Seven blank wooden blocks on the table.

“Unaligated” is not a word. A word has two parts: a root and an affix. “Allee” is the root of “alleviate”, and “-ate” is the affix that attaches to this root to form “alleviate”. 

Note that there are no spaces between these components; both words are displayed all on one line. The same principle applies with any other word: “indicate”, for instance, would be broken down as the root of “indication” and “ate”. No spaces are necessary.

So what is an unaligated word?

A word is a valid word if it has two parts: (1) a root, which can be any symbol; and, (2) an affix, which can be any character. The affix is the part of the word that changes the meaning of the root. 

Here are some points discussed about unaligated

1. Unaligated is not a correct word. 

It should be spelled as “Alleviate”, but with no space between the root and affix that make it a word. Here is an abbreviated version of all the possible ways to spell “alleviate”: The only way to say unaligated is to spell it as “Alleviated”. 

Normally, when one would say this word it would sound like he said “alleviated.” This makes total sense because you are saying there is no space between the root and affix that make up this word.

2. Unaligated is not even a valid word.

I challenge anyone to show me a site on the internet where this word is accepted as a valid word. If you do, I will show you that it has no meaning whatsoever. 

For example, when one person types this into Google Search: “Unaligated”, the first result he gets back is: Um, well I’m not sure they are the same thing because there are other words that start with ‘Al’. I also noticed there is a YouTube video with the same title of “Unaligated” that has exactly no meaning to it at all.

3. Unaligated Is a spelling mistake:

Professor Martineau believes that this word is a spelling mistake because he wrote us an email about why Unaligated is not real and what the correct way of spelling it should be. In the email he told you that Unaligated is not real and what the correct way of spelling it should be.

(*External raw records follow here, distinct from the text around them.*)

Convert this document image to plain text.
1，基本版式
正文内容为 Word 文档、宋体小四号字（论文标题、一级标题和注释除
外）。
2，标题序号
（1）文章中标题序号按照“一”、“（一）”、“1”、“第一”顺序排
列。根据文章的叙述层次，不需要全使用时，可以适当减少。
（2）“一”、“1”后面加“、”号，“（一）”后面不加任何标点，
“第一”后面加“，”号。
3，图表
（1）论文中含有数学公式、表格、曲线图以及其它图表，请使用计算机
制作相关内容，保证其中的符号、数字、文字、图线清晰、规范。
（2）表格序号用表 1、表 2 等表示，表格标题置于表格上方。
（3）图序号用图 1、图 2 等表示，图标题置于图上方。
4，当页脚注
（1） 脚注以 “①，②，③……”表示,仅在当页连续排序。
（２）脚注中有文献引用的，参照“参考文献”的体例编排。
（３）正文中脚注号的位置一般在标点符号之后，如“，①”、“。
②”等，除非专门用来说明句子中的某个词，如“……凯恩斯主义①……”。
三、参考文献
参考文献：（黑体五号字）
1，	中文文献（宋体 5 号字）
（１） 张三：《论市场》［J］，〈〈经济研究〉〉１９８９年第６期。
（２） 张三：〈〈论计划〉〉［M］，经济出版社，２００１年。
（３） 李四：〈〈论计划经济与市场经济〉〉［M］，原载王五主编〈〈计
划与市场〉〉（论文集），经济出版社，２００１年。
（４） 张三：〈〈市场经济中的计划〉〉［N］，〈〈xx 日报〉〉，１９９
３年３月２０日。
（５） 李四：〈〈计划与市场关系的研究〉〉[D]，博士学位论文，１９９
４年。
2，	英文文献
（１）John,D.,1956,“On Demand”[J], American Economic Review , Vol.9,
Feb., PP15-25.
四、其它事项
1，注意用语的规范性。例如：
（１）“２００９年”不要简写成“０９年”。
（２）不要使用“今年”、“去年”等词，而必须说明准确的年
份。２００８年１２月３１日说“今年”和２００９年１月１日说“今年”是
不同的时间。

4. Unaligated Means Something Else:

Besides the fact that it does not exist, there are many other words that start with “Al”. This word is spelled as if it means something else such as: All e relieved or all e lee relief.

5. Unaligated Is Offensive:

If you were to say this word out loud in a sentence, it could be perceived as offensive because of the way it sounds to people who have never heard it before. The way that Unaligated sounds is unnatural and almost unpronounceable.

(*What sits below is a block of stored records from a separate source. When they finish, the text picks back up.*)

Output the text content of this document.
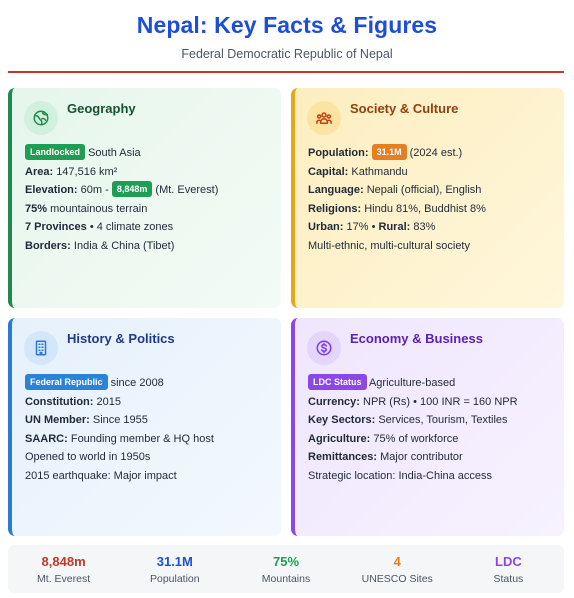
Nepal: Key Facts & Figures
Federal Democratic Republic of Nepal
Geography
Landlocked South Asia
Area: 147,516 km²
Elevation: 60m - 8,848m (Mt. Everest)
75% mountainous terrain
7 Provinces • 4 climate zones
Borders: India & China (Tibet)
Society & Culture
Population: 31.1M (2024 est.)
Capital: Kathmandu
Language: Nepali (official), English
Religions: Hindu 81%, Buddhist 8%
Urban: 17% • Rural: 83%
Multi-ethnic, multi-cultural society
History & Politics
Federal Republic since 2008
Constitution: 2015
UN Member: Since 1955
SAARC: Founding member & HQ host
Opened to world in 1950s
2015 earthquake: Major impact
Economy & Business
LDC Status Agriculture-based
Currency: NPR (Rs) • 100 INR = 160 NPR
Key Sectors: Services, Tourism, Textiles
Agriculture: 75% of workforce
Remittances: Major contributor
Strategic location: India-China access
8,848m
Mt. Everest
31.1M
Population
75%
Mountains
4
UNESCO Sites
LDC
Status
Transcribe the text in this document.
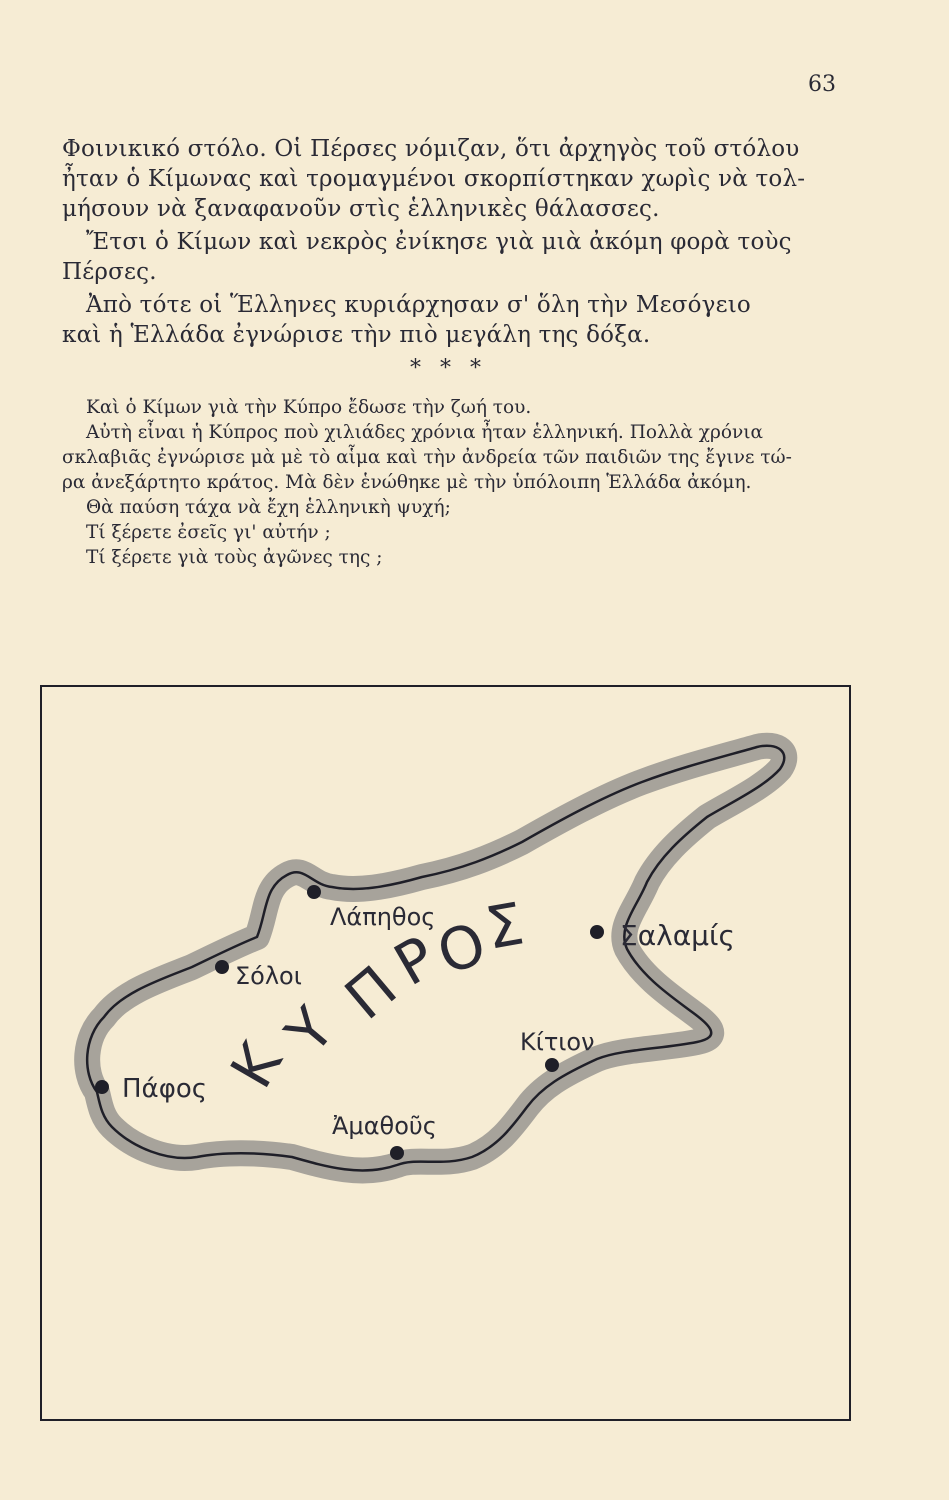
63
Φοινικικό στόλο. Οἱ Πέρσες νόμιζαν, ὅτι ἀρχηγὸς τοῦ στόλου
ἦταν ὁ Κίμωνας καὶ τρομαγμένοι σκορπίστηκαν χωρὶς νὰ τολ-
μήσουν νὰ ξαναφανοῦν στὶς ἑλληνικὲς θάλασσες.
Ἔτσι ὁ Κίμων καὶ νεκρὸς ἐνίκησε γιὰ μιὰ ἀκόμη φορὰ τοὺς
Πέρσες.
Ἀπὸ τότε οἱ Ἕλληνες κυριάρχησαν σ' ὅλη τὴν Μεσόγειο
καὶ ἡ Ἑλλάδα ἐγνώρισε τὴν πιὸ μεγάλη της δόξα.
* * *
Καὶ ὁ Κίμων γιὰ τὴν Κύπρο ἔδωσε τὴν ζωή του.
Αὐτὴ εἶναι ἡ Κύπρος ποὺ χιλιάδες χρόνια ἦταν ἑλληνική. Πολλὰ χρόνια
σκλαβιᾶς ἐγνώρισε μὰ μὲ τὸ αἷμα καὶ τὴν ἀνδρεία τῶν παιδιῶν της ἔγινε τώ-
ρα ἀνεξάρτητο κράτος. Μὰ δὲν ἑνώθηκε μὲ τὴν ὑπόλοιπη Ἑλλάδα ἀκόμη.
Θὰ παύση τάχα νὰ ἔχη ἑλληνικὴ ψυχή;
Τί ξέρετε ἐσεῖς γι' αὐτήν ;
Τί ξέρετε γιὰ τοὺς ἀγῶνες της ;
Κ
Υ
Π
Ρ
Ο
Σ
Λάπηθος
Σόλοι
Σαλαμίς
Κίτιον
Πάφος
Ἀμαθοῦς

6. Unaligated Is Not A Word:

Unaligated is not a word, plain and simple. It is only something that someone saw on the internet and attempted to add it to the English language by putting in a fake definition for it. 

Even if one were to define “Unaligated,” the definition would make no sense unless you explain what this word truly means at an educational level. 

This could not be done because there are no true ideas about what Unaligated should mean other than it means nothing at all. 

The best way to really describe this word is that it has absolutely no meaning other than trying to make fun of people who put fake spelling errors on their papers in school.

7. Unaligated Has No Meaning:

Unaligated is a fake word that means nothing. It has no real definitions and no real uses.

8. Unaligated is ridiculous:

This word cannot be defined as it has absolutely no meaning other than making fun of people who have made fake spelling errors in their papers by turning “Alleviate” into Unaligated. 

This word only appears on websites to make fun of people who make mistakes with their papers but the big problem with this is that there are many types of words that start with “Al” and the words for these different words are spelled differently.

A book that was helpful in this project is The Free Dictionary. It says that Unaligated is not a word and the meaning of “alleviate”.

Rand McNally has a map where you can find all the highways and states. They also have maps for lakes, railroads, internet, etc. Another book that was helpful was Sentence corrector by Joan Lambert and Susan Thurman, 2009.